Excerpt from Robert E. Lee’s Civil War, by Bevin Alexander, pages 7-9

Confederate President Davis put his faith in the importance of "King Cotton" to the immense textile industries of Britain and the continent. He believed the major European powers would intervene, force the North to accept Southern independence, and thereby save their economies. The South merely had to hold out until cotton stocks ran out at European mills. However, Europe learned quickly to do without Southern cotton, and Davis had to face the fact that he had staked the South's fortunes on this fiber and had lost.
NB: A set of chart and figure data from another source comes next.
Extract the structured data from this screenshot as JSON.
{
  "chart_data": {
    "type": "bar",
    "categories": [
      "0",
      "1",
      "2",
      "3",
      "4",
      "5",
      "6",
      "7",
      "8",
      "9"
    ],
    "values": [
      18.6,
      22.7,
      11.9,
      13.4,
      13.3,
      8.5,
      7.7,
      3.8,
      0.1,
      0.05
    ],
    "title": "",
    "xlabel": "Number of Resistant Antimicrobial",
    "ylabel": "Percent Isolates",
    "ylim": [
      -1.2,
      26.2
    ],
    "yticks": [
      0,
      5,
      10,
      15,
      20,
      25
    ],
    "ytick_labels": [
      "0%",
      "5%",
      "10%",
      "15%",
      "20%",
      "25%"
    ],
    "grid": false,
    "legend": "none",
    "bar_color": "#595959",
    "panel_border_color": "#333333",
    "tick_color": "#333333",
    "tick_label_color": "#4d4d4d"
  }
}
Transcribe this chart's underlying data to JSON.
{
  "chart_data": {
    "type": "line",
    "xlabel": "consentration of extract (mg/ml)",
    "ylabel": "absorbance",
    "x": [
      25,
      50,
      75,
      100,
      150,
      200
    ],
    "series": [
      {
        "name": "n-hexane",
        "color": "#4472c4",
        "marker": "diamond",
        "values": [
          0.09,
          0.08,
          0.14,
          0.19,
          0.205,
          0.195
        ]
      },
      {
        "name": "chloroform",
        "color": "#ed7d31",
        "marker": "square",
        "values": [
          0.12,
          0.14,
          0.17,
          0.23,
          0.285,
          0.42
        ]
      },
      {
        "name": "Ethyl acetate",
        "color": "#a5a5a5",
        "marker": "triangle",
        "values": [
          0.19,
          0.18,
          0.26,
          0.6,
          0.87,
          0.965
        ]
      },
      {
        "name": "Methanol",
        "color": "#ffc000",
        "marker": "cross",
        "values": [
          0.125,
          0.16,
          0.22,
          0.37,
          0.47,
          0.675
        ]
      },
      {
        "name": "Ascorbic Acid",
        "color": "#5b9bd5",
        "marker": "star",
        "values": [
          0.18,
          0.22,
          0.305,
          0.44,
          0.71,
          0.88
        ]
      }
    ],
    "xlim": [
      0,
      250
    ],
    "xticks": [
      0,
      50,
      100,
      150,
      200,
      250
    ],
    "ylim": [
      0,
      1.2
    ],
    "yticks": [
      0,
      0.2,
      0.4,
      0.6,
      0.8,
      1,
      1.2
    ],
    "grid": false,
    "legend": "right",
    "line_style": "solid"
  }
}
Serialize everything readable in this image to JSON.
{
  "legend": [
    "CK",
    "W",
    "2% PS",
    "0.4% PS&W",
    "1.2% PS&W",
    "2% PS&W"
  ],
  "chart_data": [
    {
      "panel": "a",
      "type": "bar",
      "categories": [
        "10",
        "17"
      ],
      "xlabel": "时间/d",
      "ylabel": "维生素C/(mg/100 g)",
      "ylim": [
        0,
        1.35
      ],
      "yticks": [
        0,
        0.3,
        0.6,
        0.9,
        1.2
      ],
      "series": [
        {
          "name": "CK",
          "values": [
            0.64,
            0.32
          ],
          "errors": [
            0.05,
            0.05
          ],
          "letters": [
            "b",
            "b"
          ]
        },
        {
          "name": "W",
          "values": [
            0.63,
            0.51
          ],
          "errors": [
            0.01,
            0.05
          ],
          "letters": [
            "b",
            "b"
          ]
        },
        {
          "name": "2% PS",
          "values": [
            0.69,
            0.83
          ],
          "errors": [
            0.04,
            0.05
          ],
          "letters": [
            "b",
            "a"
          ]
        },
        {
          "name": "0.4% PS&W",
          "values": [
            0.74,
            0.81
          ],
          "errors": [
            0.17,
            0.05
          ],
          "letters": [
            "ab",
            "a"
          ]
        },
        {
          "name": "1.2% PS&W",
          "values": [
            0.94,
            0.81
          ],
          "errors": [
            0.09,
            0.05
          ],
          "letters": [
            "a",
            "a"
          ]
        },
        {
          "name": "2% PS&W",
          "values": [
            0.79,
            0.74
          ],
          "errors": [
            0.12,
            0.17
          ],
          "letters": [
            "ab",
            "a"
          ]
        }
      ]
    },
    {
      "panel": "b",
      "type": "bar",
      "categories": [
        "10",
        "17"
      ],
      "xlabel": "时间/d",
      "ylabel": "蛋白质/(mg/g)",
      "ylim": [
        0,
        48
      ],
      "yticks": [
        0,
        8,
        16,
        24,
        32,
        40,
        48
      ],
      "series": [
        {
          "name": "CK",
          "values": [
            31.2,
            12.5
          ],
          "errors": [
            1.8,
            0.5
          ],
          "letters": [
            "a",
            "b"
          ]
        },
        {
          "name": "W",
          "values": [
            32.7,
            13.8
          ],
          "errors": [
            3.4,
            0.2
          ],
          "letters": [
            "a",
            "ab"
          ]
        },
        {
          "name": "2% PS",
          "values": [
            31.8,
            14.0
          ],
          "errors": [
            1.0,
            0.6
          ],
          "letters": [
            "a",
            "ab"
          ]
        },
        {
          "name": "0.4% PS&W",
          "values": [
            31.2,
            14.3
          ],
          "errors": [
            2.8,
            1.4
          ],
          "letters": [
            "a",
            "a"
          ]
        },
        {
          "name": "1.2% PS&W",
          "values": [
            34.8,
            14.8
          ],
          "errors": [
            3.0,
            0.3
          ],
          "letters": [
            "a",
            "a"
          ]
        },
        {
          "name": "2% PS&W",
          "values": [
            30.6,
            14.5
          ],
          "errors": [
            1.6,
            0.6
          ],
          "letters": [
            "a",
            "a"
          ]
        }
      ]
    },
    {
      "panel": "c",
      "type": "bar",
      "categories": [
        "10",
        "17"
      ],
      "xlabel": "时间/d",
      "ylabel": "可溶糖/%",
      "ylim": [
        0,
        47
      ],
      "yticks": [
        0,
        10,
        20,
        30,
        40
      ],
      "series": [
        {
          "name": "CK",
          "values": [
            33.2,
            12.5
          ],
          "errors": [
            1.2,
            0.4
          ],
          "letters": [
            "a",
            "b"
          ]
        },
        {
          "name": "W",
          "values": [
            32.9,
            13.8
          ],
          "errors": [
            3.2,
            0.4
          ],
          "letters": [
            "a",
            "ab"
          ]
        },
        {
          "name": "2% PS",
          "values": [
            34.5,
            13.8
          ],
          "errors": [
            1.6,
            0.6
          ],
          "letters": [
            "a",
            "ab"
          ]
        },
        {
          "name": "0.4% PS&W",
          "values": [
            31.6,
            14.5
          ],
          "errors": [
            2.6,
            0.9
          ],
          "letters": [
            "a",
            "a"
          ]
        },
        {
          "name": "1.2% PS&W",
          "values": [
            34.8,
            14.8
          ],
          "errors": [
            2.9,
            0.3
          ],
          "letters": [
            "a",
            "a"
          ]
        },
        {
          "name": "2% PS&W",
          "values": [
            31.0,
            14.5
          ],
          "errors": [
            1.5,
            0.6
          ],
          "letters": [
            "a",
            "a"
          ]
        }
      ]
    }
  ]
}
To defeat the South, General [Winfield] Scott proposed the "Anaconda Plan": capture New Orleans and other Southern ports, seize the Mississippi River and cut off the Confederate states west of the river, and threaten Richmond, thereby containing Confederate forces east of the Allegheny Mountains. In this way, Scott believed, the South would be denied foreign arms, and its resistance would ultimately be squeezed to death, just as an anaconda snake squeezes its victims lifeless.

This was a good strategy, and Lincoln belatedly adopted it. However, it lacked a decisive offensive element to stamp out resistance in the event the Confederacy refused to quit. The answer was to seize Chattanooga, Tennessee, and Atlanta, Georgia, through which ran the main lateral railways of the Confederacy.

Davis should have recognized that the strategic frontier of the Confederacy ran from the Potomac River at Washington, along the Alleghenies to Chattanooga, thence along the Tennessee River, crossing the Mississippi around Memphis, then to Little Rock on the Arkansas River. Kentucky, Missouri, and Tennessee were only advanced posts that could not be defended permanently.

The solution was to base the South's main force on Chattanooga, with another strong army in Virginia. A vigorous defensive war in Tennessee would have protected the supplies of Mississippi, Alabama, and Georgia, kept open the railroads linking the entire strategical region with the Atlantic and Gulf ports, preserved crossings into Arkansas and Louisiana, and presented a constant threat to Kentucky and the main Union supply line leading back to Louisville. On the other hand, if Chattanooga-Atlanta were lost, the Confederacy in effect would be reduced to the Carolinas and Virginia.

Lincoln only insisted on the Chattanooga plan late in the war. Until then, both sides pursued vague, confused, and indecisive strategies west of the Appalachian Mountain chain. Davis saw the importance of Chattanooga too late, and he never insisted on positioning most Confederate strength to protect it.

Both sides instead riveted their attention and most of their strength on the Virginia theater and guarding their political capitals, Washington and Richmond. Consequently, the Confederate victory at Manassas on July 21, 1861, froze Union activity until Lincoln could find some way to end the impasse, and get Federal troops marching on Richmond again.